To be sure, the 25 basis points cut in the cash reserve ratio (CRR) eases liquidity and may put on hold open market bond purchases in the near term. One basis point is 0.01%. CRR is the percentage of deposits banks have to keep with the Reserve Bank of India (RBI) and now stands at 4.5%.

However, advance tax collections, the usual spike in credit growth in the second half of the year and RBI’s sales of dollars in the foreign-exchange forwards market will add to liquidity pressures.

Thus, the CRR cut is no more than what is needed to ensure liquidity remains comfortable and open market operations (OMO) should resume in the medium term. A 28 August Reuters poll of dealers puts OMO buying at 90,000 crore for this fiscal year; RBI has bought bonds worth 54,600 crore so far.

In any case, RBI’s tone in this statement is a lot more dovish. Even though the central bank remains focused on price stability, the fact that CRR has been eased and it made some noises about growth means the door is open for future cuts in repurchase rates.
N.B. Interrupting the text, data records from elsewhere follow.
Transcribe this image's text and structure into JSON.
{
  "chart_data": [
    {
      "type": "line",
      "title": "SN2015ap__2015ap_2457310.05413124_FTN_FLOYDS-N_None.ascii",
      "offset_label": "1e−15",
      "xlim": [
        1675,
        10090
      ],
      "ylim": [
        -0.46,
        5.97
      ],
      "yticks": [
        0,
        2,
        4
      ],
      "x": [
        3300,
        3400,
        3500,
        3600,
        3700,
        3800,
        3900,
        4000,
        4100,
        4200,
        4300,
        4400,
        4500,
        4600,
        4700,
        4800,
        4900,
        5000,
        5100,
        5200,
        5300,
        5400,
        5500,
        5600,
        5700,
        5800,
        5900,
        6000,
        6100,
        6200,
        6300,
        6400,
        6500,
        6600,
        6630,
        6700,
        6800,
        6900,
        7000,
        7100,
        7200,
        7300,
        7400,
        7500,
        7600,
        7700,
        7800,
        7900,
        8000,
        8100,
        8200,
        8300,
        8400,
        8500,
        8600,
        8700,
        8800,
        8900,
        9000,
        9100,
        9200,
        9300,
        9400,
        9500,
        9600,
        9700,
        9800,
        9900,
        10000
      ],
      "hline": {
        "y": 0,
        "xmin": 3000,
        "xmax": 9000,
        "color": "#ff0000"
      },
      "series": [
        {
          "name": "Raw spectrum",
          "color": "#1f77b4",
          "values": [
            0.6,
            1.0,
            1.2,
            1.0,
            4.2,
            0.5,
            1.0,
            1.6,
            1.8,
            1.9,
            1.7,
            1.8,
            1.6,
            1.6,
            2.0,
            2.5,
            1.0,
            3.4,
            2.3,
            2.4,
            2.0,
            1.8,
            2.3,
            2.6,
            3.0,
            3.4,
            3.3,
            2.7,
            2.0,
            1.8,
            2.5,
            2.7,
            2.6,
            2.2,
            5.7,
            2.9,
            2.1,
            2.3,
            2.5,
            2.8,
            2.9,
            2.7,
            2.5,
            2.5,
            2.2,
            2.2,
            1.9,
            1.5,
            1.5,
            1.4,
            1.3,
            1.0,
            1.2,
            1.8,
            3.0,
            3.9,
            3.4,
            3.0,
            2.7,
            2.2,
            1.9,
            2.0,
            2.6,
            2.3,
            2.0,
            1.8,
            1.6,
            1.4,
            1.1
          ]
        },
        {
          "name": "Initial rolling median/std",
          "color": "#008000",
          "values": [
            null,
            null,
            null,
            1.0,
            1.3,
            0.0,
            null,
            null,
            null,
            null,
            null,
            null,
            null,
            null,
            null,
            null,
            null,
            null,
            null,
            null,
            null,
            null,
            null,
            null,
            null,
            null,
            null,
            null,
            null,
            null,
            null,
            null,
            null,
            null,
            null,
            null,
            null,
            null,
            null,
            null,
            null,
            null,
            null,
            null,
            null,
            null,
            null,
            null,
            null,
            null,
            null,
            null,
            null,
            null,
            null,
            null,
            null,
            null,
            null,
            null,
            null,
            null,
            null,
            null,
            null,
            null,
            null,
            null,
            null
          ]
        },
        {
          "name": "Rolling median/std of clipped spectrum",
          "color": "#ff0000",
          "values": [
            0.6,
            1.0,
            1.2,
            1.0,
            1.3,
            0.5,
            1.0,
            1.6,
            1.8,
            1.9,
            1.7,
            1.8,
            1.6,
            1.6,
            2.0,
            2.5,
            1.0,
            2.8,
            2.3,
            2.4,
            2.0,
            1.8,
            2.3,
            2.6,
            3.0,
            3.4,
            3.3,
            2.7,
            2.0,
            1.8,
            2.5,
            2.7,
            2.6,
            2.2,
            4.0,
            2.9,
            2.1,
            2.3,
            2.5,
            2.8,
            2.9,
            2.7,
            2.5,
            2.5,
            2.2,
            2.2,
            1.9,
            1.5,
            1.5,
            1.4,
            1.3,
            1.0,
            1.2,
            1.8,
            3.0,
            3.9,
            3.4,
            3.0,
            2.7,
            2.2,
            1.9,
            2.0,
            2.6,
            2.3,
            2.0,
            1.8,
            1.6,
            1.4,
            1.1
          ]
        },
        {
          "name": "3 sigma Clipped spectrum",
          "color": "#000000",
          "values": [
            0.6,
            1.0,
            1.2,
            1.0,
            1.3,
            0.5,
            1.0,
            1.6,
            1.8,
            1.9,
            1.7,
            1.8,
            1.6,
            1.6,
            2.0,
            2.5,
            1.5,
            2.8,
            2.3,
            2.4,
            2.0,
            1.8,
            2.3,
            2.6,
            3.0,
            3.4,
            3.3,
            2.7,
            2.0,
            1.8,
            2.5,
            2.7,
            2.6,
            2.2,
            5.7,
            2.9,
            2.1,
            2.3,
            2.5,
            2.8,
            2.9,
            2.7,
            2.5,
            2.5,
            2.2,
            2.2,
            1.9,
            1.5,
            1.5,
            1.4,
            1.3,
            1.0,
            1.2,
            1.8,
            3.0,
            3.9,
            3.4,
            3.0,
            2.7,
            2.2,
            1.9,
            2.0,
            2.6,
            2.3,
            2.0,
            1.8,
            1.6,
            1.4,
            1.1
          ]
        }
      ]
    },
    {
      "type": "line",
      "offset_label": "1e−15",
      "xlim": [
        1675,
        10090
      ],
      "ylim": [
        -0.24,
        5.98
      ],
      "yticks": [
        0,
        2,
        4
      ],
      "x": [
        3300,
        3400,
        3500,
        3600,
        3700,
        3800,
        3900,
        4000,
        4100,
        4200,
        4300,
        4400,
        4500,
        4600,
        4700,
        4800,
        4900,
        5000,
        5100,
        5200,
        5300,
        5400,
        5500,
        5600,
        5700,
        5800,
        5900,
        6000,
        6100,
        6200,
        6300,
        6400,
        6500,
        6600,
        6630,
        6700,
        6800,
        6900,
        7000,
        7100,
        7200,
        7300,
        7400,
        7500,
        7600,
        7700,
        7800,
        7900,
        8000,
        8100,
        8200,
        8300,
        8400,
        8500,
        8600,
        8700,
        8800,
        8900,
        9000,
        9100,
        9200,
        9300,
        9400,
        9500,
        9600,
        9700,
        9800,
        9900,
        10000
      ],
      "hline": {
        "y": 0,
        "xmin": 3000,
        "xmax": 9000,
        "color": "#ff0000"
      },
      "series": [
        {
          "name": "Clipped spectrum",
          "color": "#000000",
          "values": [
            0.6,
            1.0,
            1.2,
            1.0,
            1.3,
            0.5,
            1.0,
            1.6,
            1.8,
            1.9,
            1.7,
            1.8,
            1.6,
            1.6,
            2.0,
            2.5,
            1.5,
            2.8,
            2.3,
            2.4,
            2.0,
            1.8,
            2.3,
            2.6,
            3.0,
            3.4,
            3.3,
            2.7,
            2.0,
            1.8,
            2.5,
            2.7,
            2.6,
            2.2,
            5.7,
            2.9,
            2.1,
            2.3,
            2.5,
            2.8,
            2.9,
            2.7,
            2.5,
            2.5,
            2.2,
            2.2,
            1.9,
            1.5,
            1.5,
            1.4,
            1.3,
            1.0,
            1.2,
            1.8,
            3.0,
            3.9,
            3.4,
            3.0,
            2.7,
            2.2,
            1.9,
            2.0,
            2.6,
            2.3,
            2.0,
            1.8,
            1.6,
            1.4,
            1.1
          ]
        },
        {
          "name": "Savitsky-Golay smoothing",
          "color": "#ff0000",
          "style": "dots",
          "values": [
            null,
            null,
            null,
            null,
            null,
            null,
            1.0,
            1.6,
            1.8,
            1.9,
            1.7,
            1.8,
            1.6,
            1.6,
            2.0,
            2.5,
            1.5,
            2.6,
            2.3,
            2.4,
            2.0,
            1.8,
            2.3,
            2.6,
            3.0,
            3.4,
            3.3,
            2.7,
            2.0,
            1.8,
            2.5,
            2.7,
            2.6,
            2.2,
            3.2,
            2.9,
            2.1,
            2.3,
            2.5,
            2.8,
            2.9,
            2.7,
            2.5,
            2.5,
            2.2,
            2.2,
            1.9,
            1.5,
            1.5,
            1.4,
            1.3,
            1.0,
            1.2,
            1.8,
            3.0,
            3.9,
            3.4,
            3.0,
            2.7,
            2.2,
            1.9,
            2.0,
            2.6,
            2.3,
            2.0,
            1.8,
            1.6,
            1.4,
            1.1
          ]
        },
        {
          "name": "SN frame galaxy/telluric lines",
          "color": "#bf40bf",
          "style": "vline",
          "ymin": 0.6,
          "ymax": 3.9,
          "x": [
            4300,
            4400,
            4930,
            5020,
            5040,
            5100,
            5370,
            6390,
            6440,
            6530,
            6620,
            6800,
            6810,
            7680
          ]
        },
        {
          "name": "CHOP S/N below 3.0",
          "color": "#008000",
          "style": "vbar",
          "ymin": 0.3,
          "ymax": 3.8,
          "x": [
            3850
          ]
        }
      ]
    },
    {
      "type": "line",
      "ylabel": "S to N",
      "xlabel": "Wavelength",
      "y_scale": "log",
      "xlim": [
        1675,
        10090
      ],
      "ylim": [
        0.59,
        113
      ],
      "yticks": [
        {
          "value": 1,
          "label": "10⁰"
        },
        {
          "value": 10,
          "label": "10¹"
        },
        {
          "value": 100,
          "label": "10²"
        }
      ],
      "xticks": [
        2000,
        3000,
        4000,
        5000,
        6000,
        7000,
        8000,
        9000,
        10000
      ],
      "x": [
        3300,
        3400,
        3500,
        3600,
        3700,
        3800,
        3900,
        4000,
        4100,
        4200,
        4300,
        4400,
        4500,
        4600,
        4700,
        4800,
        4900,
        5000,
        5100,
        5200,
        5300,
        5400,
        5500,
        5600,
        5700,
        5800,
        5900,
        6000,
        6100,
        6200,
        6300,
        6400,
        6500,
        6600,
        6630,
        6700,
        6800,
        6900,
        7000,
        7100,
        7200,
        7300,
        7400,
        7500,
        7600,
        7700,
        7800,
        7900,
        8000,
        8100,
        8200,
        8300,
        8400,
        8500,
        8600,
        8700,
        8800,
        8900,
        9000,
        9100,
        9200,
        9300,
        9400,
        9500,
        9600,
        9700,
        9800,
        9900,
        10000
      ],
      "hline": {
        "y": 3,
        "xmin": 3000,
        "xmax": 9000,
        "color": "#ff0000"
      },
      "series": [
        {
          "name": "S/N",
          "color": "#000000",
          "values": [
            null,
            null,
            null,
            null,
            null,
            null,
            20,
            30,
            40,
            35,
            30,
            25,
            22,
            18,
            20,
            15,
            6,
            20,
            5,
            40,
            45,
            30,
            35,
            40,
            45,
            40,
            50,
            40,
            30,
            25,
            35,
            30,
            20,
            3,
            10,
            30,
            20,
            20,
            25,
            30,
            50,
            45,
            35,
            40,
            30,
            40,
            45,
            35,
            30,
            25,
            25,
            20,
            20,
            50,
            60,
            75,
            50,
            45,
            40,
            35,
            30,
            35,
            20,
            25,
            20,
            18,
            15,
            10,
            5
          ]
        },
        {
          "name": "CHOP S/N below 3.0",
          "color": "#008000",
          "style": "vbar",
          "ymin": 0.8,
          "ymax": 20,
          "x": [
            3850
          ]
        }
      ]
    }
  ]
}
Secondly, with the US Fed and European Central Bank turning open their liquidity taps, investors are searching for higher yields elsewhere. This has made emerging market bond funds hot, points out fund tracker EPFR in a 14 August report. From a local perspective, the risks of a sovereign downgrade come down because of the recent reform measures and diesel price hike. Thus, foreign institutional investor inflows into bonds are likely to go up, say dealers. At the end of 31 August, they still had an unutilized quota of $4.5 billion (out of the $20 billion cap according to RBI rules) left to buy government bonds.

Thirdly, demand for government bonds from local institutions is likely to shoot up. Low credit growth and fear of increasing stressed assets means that banks invest—more than what is required by regulation—in government bonds. All these point to softer bond yields in the coming months. There’s a big rider, though, which is that inflation shouldn’t play party pooper.